More In This Article
From Nature magazine
Sixty-five-year-old Ann Linsey was starting to worry about how easily she got distracted from whatever she was doing. “As you get older, it seems harder to do more things at once,” she says. Then she enrolled in a study to test whether playing a game could improve fading cognitive skills in older people — and was impressed by what it did for her. “I was frustrated because I felt I was losing my faculties. Now I’ve learnt how to focus my attention.”
Commercial companies have claimed for years that computer games can make the user smarter, but have been criticized for failing to show that improved skills in the game translate into better performance in daily life. Now a study published this week in Nature — the one in which Linsey participated — convincingly shows that if a game is tailored to a precise cognitive deficit, in this case multitasking in older people, it can indeed be effective.
Led by neuroscientist Adam Gazzaley of the University of California, San Francisco, the study found that a game called NeuroRacer can help older people to improve their capacity to multitask — and the effect seems to carry over to tasks in everyday life and is still there after six months. The study also shows how patterns of brain activity change as those cognitive skills improve.

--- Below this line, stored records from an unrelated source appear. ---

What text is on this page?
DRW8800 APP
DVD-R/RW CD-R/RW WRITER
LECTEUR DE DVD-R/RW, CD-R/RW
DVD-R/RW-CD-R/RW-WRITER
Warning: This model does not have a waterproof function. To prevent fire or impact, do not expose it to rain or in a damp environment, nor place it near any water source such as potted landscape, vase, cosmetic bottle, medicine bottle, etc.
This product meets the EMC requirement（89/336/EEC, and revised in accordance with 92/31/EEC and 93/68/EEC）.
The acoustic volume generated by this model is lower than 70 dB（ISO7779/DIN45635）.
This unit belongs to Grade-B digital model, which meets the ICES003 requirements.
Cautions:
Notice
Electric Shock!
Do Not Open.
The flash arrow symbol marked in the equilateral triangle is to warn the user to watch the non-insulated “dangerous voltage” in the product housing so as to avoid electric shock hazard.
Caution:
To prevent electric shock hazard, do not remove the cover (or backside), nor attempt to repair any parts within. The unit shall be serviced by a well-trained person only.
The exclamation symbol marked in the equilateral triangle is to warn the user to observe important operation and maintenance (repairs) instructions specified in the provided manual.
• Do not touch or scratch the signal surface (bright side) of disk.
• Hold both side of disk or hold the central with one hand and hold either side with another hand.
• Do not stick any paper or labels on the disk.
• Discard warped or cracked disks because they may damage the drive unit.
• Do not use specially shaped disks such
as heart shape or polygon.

NeuroRacer is a three-dimensional video game in which players steer a car along a winding, hilly road with their left thumb, while keeping an eye out for signs that randomly pop up. If the sign is a particular shape and colour, players have to shoot it down using a finger on their right hand. This multitasking exercise, says Gazzaley, draws on a mix of cognitive skills just as real life does — such as attention focusing, task switching and working memory (the ability to temporarily hold multiple pieces of information in the mind).
Gazzaley and his colleagues first recruited around 30 participants for each of six decades of life, from the 20s to the 70s, and confirmed that multitasking skills as measured by the game deteriorated linearly with age. They then recruited 46 participants aged 60–85 and put them through a 4-week training period with a version of NeuroRacer that increased in difficulty as the player improved.

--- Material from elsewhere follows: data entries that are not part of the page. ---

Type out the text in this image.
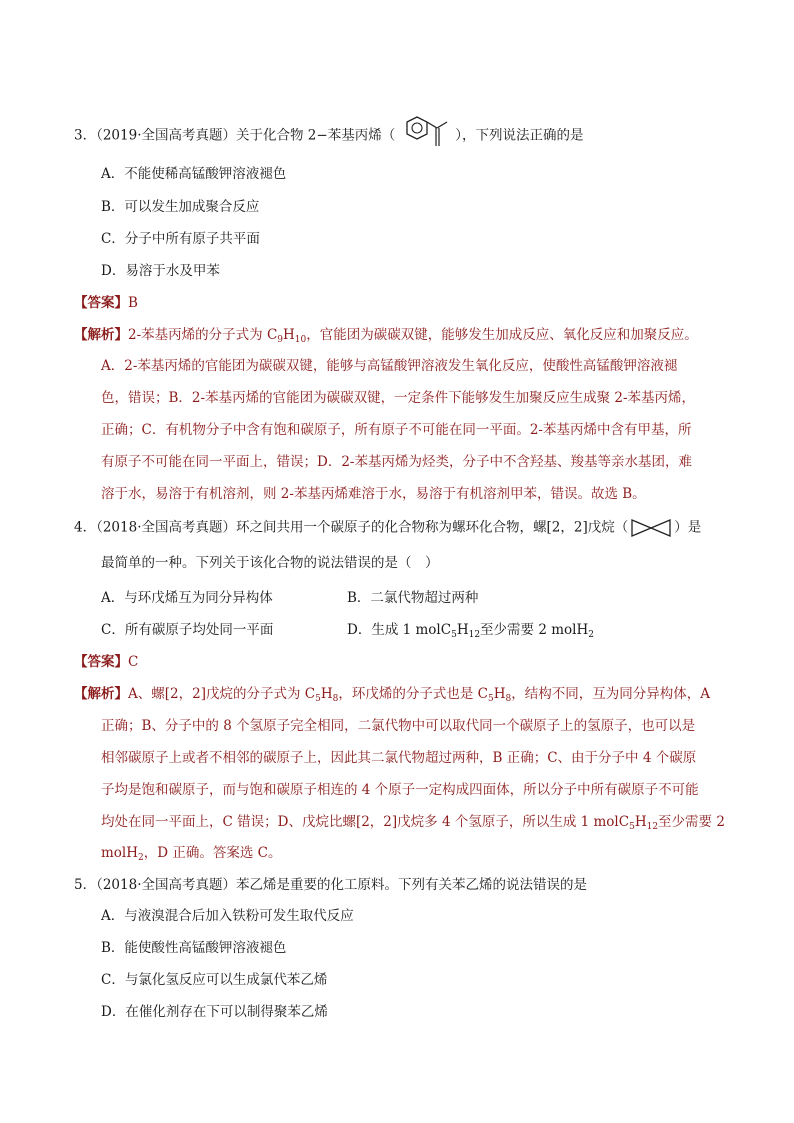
3．（2019·全国高考真题）关于化合物 2−苯基丙烯（	），下列说法正确的是
A．不能使稀高锰酸钾溶液褪色
B．可以发生加成聚合反应
C．分子中所有原子共平面
D．易溶于水及甲苯
【答案】B
【解析】2-苯基丙烯的分子式为 $C_9H_{10}$，官能团为碳碳双键，能够发生加成反应、氧化反应和加聚反应。
A．2-苯基丙烯的官能团为碳碳双键，能够与高锰酸钾溶液发生氧化反应，使酸性高锰酸钾溶液褪
色，错误；B．2-苯基丙烯的官能团为碳碳双键，一定条件下能够发生加聚反应生成聚 2-苯基丙烯，
正确；C．有机物分子中含有饱和碳原子，所有原子不可能在同一平面。2-苯基丙烯中含有甲基，所
有原子不可能在同一平面上，错误；D．2-苯基丙烯为烃类，分子中不含羟基、羧基等亲水基团，难
溶于水，易溶于有机溶剂，则 2-苯基丙烯难溶于水，易溶于有机溶剂甲苯，错误。故选 B。
4．（2018·全国高考真题）环之间共用一个碳原子的化合物称为螺环化合物，螺[2，2]戊烷（	）是
最简单的一种。下列关于该化合物的说法错误的是（　）
A．与环戊烯互为同分异构体	B．二氯代物超过两种
C．所有碳原子均处同一平面	D．生成 1 $molC_5H_{12}$至少需要 2 molH$_2$
【答案】C
【解析】A、螺[2，2]戊烷的分子式为 $C_5H_8$，环戊烯的分子式也是 $C_5H_8$，结构不同，互为同分异构体，A
正确；B、分子中的 8 个氢原子完全相同，二氯代物中可以取代同一个碳原子上的氢原子，也可以是
相邻碳原子上或者不相邻的碳原子上，因此其二氯代物超过两种，B 正确；C、由于分子中 4 个碳原
子均是饱和碳原子，而与饱和碳原子相连的 4 个原子一定构成四面体，所以分子中所有碳原子不可能
均处在同一平面上，C 错误；D、戊烷比螺[2，2]戊烷多 4 个氢原子，所以生成 1 $molC_5H_{12}$至少需要 2
molH$_2$，D 正确。答案选 C。
5．（2018·全国高考真题）苯乙烯是重要的化工原料。下列有关苯乙烯的说法错误的是
A．与液溴混合后加入铁粉可发生取代反应
B．能使酸性高锰酸钾溶液褪色
C．与氯化氢反应可以生成氯代苯乙烯
D．在催化剂存在下可以制得聚苯乙烯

After training, subjects had improved so much that they achieved higher scores than untrained 20-year-olds, and the skill remained six months later without practice.
The scientists also conducted a battery of cognitive tests on the participants before and after training. Certain cognitive abilities that were not specifically targeted by the game improved and remained improved — such as working memory and sustained attention. Both skills are important for daily tasks, from reading a newspaper to cooking a meal.